For many years I have had a serious affinity for cacti and it's underlying cousin rrdtool. Before that, I was pretty fond of MRTG -- the predecessor of rrdtool. I spent the requisite time graphing the performance of computers and routers -- you know... the normal stuff.
But that's so cut and paste. There's no challenge. At some point in time I got started playing with graphing other things. My first big project was taking the opensource financial package gnucash and creating about 70 different graphs on various financial aspects. But over the years I have graphed huricane progress (actually weather buoy data), doggie potty training, prepaid cell phone statistics, TiVo statistics, various Netflix usage statistics, usage statistics for my ISP (since I have a montly data cap) -- just to name a handful. I am a graphing weenie.
The original processing of gnucash processing occurred on a 166Mhz processor. It used to take 30 minutes to crunch the gnucash file and spit out stuff -- and that is before I added "features" to track more things. Needless to say, I couldn't use the "normal" cacti mechanisms that would process the file every 5 minutes. Add to this the fact I had 70-something graphs and god only knows how many distinct data sources. I needed a way to process once, read many.
What I originally came up with was a "recipe." I processed the data, wrote perl code on the fly, then wrote a "read my data" bit of code that included the on-the-fly perl code and spit out answers cacti could understand. This code would re-process the gnucash file every 12 hours or so.
I then cut and pasted this bit of code many many times as I developed other applications to process things that didn't fit the normal cacti model.
The bad side of this was that every time I hit something new and different, the cut and paste code diverted from the original. And there were multiple copies of it, each with tweaks. Want a new feature? You have to add it 10 times to 10 bits of diverging code.

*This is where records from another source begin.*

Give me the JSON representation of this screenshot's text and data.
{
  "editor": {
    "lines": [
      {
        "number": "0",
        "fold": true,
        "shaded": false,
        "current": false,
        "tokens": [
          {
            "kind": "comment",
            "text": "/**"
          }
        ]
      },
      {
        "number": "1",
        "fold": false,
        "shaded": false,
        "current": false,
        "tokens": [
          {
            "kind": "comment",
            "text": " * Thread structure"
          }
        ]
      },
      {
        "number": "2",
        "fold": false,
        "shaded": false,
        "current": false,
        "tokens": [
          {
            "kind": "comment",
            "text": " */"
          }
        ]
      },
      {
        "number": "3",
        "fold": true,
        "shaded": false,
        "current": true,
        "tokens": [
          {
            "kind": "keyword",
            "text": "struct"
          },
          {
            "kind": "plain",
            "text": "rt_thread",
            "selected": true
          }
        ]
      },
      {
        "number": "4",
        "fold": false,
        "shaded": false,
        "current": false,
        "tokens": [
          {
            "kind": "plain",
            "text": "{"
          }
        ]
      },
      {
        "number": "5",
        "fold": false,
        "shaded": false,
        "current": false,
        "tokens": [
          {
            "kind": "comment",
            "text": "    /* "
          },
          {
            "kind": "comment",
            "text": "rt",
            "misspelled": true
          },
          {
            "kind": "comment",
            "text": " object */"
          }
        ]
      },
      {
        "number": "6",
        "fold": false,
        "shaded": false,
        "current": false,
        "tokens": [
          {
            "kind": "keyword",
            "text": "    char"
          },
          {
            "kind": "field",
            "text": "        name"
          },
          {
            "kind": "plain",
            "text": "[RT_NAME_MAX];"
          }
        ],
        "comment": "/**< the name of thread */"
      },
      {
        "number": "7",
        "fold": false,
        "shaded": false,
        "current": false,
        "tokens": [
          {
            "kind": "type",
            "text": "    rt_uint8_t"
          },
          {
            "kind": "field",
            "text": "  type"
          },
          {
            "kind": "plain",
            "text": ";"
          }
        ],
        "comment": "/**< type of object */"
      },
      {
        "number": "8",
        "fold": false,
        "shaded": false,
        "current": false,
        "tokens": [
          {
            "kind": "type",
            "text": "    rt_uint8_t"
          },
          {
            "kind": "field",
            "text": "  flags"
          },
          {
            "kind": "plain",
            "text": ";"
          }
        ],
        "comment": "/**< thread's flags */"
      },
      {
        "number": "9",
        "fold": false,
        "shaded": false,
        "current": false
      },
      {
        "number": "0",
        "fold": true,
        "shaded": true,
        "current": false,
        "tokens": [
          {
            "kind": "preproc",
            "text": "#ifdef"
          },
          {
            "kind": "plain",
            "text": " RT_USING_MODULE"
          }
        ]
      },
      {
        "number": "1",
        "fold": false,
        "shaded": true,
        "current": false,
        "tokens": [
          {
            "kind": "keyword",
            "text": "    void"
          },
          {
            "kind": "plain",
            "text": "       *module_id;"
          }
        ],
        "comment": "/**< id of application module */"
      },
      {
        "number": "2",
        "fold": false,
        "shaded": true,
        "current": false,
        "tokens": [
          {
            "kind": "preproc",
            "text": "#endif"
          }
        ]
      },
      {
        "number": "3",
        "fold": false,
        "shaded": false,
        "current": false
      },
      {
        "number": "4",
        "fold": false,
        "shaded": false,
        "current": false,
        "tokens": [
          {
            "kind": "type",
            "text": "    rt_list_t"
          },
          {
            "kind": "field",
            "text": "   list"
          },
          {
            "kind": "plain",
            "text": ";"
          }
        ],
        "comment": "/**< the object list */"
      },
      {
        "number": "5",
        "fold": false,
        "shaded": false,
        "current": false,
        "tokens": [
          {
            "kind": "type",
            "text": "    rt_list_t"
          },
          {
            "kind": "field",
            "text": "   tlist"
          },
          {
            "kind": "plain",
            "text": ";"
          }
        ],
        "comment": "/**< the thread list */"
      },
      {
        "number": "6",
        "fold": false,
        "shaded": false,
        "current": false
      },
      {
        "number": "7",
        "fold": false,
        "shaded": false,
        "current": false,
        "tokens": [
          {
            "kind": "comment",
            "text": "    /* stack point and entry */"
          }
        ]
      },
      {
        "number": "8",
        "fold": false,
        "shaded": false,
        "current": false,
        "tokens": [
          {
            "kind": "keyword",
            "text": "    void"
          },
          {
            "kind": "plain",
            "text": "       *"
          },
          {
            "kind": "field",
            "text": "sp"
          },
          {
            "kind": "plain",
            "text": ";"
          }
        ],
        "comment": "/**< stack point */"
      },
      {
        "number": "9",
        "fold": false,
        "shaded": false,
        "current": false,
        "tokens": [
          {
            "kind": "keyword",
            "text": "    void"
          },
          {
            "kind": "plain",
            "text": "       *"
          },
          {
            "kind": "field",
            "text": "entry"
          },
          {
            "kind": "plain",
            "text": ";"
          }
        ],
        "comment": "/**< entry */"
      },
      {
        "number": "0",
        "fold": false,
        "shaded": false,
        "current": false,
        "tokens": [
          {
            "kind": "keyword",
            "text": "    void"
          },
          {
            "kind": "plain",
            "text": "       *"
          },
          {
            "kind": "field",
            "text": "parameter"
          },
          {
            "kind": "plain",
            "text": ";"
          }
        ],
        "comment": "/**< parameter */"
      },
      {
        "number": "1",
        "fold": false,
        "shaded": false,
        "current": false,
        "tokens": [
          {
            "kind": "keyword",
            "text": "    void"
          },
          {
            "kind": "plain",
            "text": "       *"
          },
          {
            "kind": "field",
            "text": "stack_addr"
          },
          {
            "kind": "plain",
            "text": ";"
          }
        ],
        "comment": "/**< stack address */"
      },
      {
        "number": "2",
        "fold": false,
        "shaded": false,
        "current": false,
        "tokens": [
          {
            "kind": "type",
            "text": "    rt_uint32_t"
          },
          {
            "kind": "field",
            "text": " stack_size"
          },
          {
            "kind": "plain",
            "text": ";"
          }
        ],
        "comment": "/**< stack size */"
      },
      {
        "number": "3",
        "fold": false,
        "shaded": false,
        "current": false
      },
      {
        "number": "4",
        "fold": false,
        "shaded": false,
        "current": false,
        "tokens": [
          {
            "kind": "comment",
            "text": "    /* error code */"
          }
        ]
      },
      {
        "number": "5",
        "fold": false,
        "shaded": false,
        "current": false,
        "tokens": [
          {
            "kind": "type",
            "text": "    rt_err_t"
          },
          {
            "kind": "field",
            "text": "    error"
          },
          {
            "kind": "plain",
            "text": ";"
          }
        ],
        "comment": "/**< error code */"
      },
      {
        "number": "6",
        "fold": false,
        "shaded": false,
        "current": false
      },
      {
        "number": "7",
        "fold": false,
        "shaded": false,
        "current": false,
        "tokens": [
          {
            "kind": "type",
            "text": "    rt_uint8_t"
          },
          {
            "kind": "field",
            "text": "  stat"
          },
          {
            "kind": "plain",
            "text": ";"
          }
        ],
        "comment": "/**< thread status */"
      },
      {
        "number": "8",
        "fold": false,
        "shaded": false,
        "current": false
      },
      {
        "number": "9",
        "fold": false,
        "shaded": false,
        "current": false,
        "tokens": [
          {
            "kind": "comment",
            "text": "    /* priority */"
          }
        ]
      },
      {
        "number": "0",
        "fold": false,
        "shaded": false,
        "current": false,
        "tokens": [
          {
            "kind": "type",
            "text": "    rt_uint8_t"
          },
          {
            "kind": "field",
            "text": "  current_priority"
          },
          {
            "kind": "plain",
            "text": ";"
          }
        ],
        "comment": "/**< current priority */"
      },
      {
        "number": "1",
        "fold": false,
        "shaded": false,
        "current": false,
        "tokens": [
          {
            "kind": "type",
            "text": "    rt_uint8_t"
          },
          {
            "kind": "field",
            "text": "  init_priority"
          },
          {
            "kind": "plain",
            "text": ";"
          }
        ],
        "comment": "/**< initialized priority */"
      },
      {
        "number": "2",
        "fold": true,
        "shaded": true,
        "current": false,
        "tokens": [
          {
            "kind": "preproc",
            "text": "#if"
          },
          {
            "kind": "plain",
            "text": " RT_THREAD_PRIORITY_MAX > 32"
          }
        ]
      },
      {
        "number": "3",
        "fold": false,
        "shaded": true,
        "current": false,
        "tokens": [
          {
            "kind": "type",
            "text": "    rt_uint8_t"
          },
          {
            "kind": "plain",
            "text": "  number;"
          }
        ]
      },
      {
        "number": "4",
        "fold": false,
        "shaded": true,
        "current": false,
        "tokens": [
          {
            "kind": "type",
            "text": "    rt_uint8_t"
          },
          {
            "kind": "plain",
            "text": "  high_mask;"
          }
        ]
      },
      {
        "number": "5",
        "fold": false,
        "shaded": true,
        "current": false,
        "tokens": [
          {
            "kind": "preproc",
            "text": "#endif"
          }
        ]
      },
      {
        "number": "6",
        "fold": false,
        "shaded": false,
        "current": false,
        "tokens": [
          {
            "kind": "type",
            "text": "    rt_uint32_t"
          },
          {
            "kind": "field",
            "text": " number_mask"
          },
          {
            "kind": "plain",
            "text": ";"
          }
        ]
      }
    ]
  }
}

So, I finally developed a library to handle this.
The whole idea here is that you write one script that creates data. And you write a second script that spits cacti-approved data. The library marries the 2 and manages the cache. It provides cache statistics. It rebuilds the cache in the background when it is out of date. It notifies you via SMTP when things fail.
Anyway, if you want it, let me know. I would post it to CPAN, but there is such a limited audience... and it is pretty beta.
Right now the performance is well... not nearly as good as before. My cacti run queue used to take about 45 seconds. And now it runs about 70 seconds. Sure, I could make it more parallel, but that isn't really a benchmark. [BTW: those spikey things in the graph are bugs where I accidentally spawned a zillion subprocesses.] I expected a performance drop. Before it was a simple file include and now it is a chatty disk operation. I would like to think it is more robust though. Before when things hiccuped, the graph would stop. Now little errors don't stop it -- and all errors generate an email.